Because Triad City Beat was not initially invited to the party, we have been given a late opportunity to join up, allowing us the same early access to this footage, which is surely in the public interest and very definitely in our coverage area. But we’d have to kick in for the lawyers, which is not something we’ve budgeted for this year. It’s not an insurmountable sum, but it’s a lot.

So do we pony up and get the early footage, which will no doubt bring clicks and eyeballs, and ultimately a greater understanding to the sad story of John Neville? Or do we save our resources for another day, another stopry that might not benefit from so much heavyweight coverage?

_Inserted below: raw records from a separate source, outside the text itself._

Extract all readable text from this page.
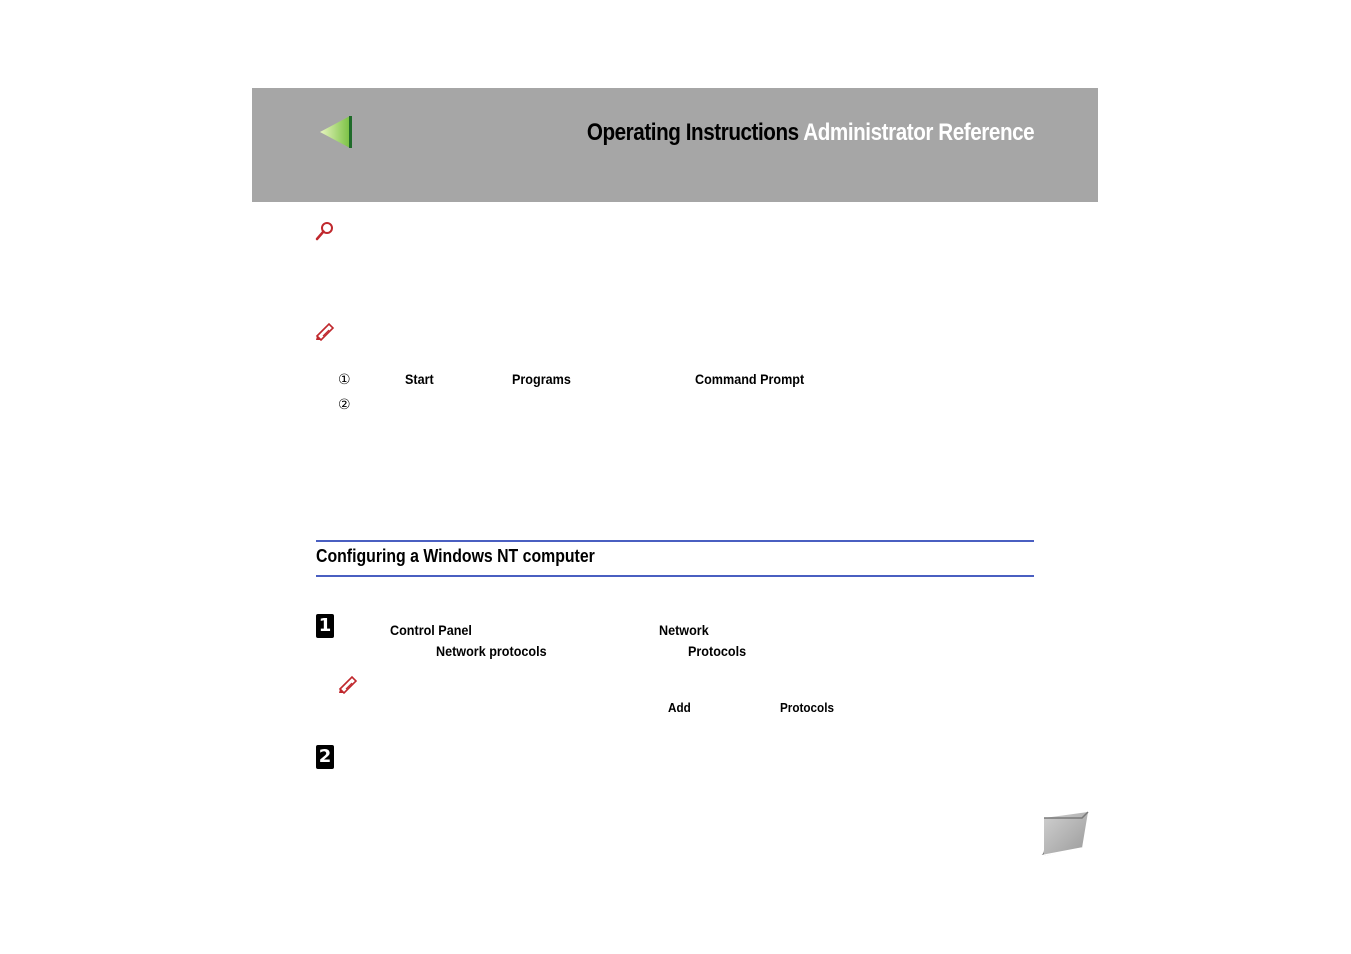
Operating Instructions Administrator Reference
①	Start	Programs	Command Prompt
②
Configuring a Windows NT computer
1	Control Panel	Network
Network protocols	Protocols
Add	Protocols
2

I’ll be thinking about this all night. At least it will keep my mind off the numbers.

The numbers

  • A slight uptick gives us 1,629 new cases today in NC, 128,161 total.
    • Hospitalizations jumped to 1,166, up 109 today.
    • We’ve got 2,036 deaths now, breaking the 2K mark.
  • Guilford County adds 123 new cases, making 5,236 total, with 2,885 recoveries and 149 deaths. There’s demographics data at the link.
  • Forsyth County has 52 new cases (5,007, breaking the 5K mark for the first time) and one new death (49).

A diversion

It’s true: Comedy generally does not age well. Every try to watch “Welcome Back Kotter,” which was a huge hit show in the 1970s? It’s unwatchable. Likewise with a lot of dated material, that seems stiff, formalized or offensive. But some of it, like Charlie Chaplin, holds up. Chaplin, who relied so much on physical humor and subtlety of expression, still makes me laugh. And so do the Marx Brothers, but for different reasons. I like the rapid-fire one-liners, the amateurish production of the early work and obvious chemistry between the brothers, who actually were brothers. Tonight I’ve got A Night in Casablanca, made in 1946, after the brothers retired. Groucho convinced them to come back and make a couple more pictures because he needed the money.

Program notes

  • Tonight’s featured image is “Joan of Arc,” by Jules Bastien-Lepage in 1879. The image depicts the saint at the moment of her conversion. Taken from the Metropolitan Museum of Art’s public-domain collection.